By Mike Moore
Maybe I'll have to start carrying a badge. I'll need to take off a couple of days to perfect flipping it open and shut in one fluid motion.
Don't want anybody mixing me up with Jeff. "Jeff from the Journal" is how the caller introduced himself when he dialed up a couple of contestants from the recent Miss ChocolateFest pageant.
There are a few blind spots in my view of the newsroom, but I'm fairly sure nobody by that name snuck in and commandeered a computer here. Yes, he could've meant that other paper, but he didn't.
The guy wasn't a local at all. A few of his questions made that clear.
"The girls could tell he didn't know what he was talking about," said Caitlin Morrall, who won the pageant last year and got involved in coaching this time.
Street smarts and good looks? I'd develop a twitch while interviewing women like that.
Except it wasn't the caller's professional polish that prompted the contestants and their families to get off the line. It was the kinds of questions he asked. I don't recall a chapter on "Uncomfortable Prying" in the Newswriting 101 textbook.
"He knows a lot of information about these girls that he would've had to do a lot of digging to get," Morrall said.
While she's never received one of those calls, this sounds to her like the same guy who strikes up conversations with her at pageants. That one's a regular on the circuit, although not a welcome one.

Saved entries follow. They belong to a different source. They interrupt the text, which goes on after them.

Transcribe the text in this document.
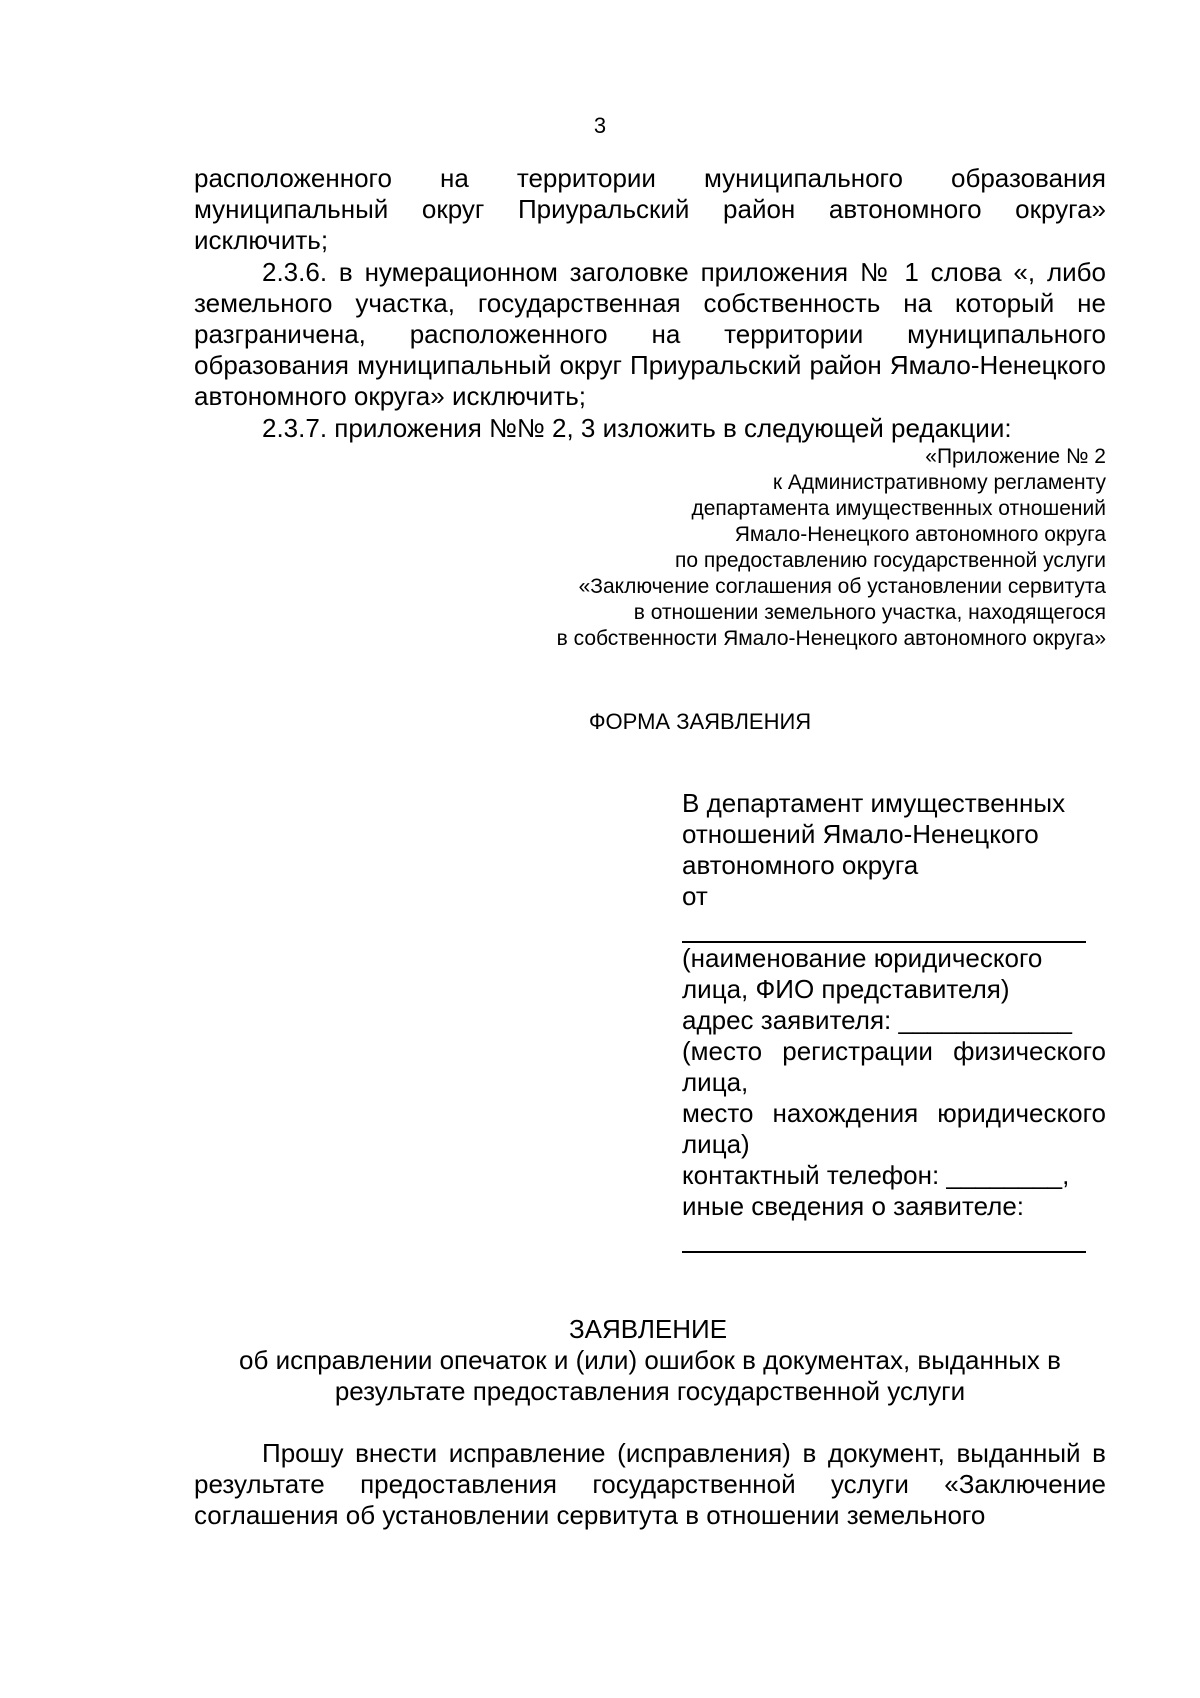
3
расположенного на территории муниципального образования
муниципальный округ Приуральский район автономного округа»
исключить;
2.3.6. в нумерационном заголовке приложения № 1 слова «, либо земельного участка, государственная собственность на который не разграничена, расположенного на территории муниципального образования муниципальный округ Приуральский район Ямало-Ненецкого автономного округа» исключить;
2.3.7. приложения №№ 2, 3 изложить в следующей редакции:
«Приложение № 2
к Административному регламенту
департамента имущественных отношений
Ямало-Ненецкого автономного округа
по предоставлению государственной услуги
«Заключение соглашения об установлении сервитута
в отношении земельного участка, находящегося
в собственности Ямало-Ненецкого автономного округа»
ФОРМА ЗАЯВЛЕНИЯ
В департамент имущественных
отношений Ямало-Ненецкого
автономного округа
от
(наименование юридического
лица, ФИО представителя)
адрес заявителя: ____________
(место регистрации физического
лица,
место нахождения юридического
лица)
контактный телефон: ________,
иные сведения о заявителе:
ЗАЯВЛЕНИЕ
об исправлении опечаток и (или) ошибок в документах, выданных в результате предоставления государственной услуги
Прошу внести исправление (исправления) в документ, выданный в результате предоставления государственной услуги «Заключение соглашения об установлении сервитута в отношении земельного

Morrall said the guy sometimes asks her for an autograph, although on those occasions he wants to be called Chris. Starting to sound like a Vegas commercial, eh? "It doesn't harm anyone. It's just odd," Morrall said, though she does wonder how far he'll go.
It might yet harm the caller himself. Detective Sgt. Bret Maus said, if Burlington city police can connect the pageant stalker to the local calls, the guy could be charged. Until they're sure, it's not fair for me to name him.
I don't need a name to flog him with my keyboard. Go pretend to be someone else, buddy. It's bad enough you're creeping people out. Leave us journalists out of it. We're still busy trying to finish off the ghost of Jayson Blair. (That silver bullet has to be in the filing cabinet somewhere.) Besides, you're killing the aura. Real writers just sit back and wait for the women to come running. Making sure to trim their fingernails every few weeks while they're waiting, of course.
If you're going to pose as a reporter, there are more productive ways to do it. One online message board suggests posing as a member of the press to get access to your favorite celebrity.
Better yet, you'll find all the curves you can handle with the free access to scientific charts and journals.
Just know your limits. There's a movie scheduled to come out soon called "Black Dahlia," about a grisly murder in the 1940s. Rumor was the victim, an aspiring actress, had been posing as a reporter to get access to murder cases.
However tame the pageant hound has been, Maus said Oshkosh police appreciated the heads-up so they can try to prevent the man from bothering anyone at the Miss Wisconsin event later this month. Morrall will compete for that title.
I'm trusting, after these intrusions, everyone can still distinguish a nose for news from an eye for trouble.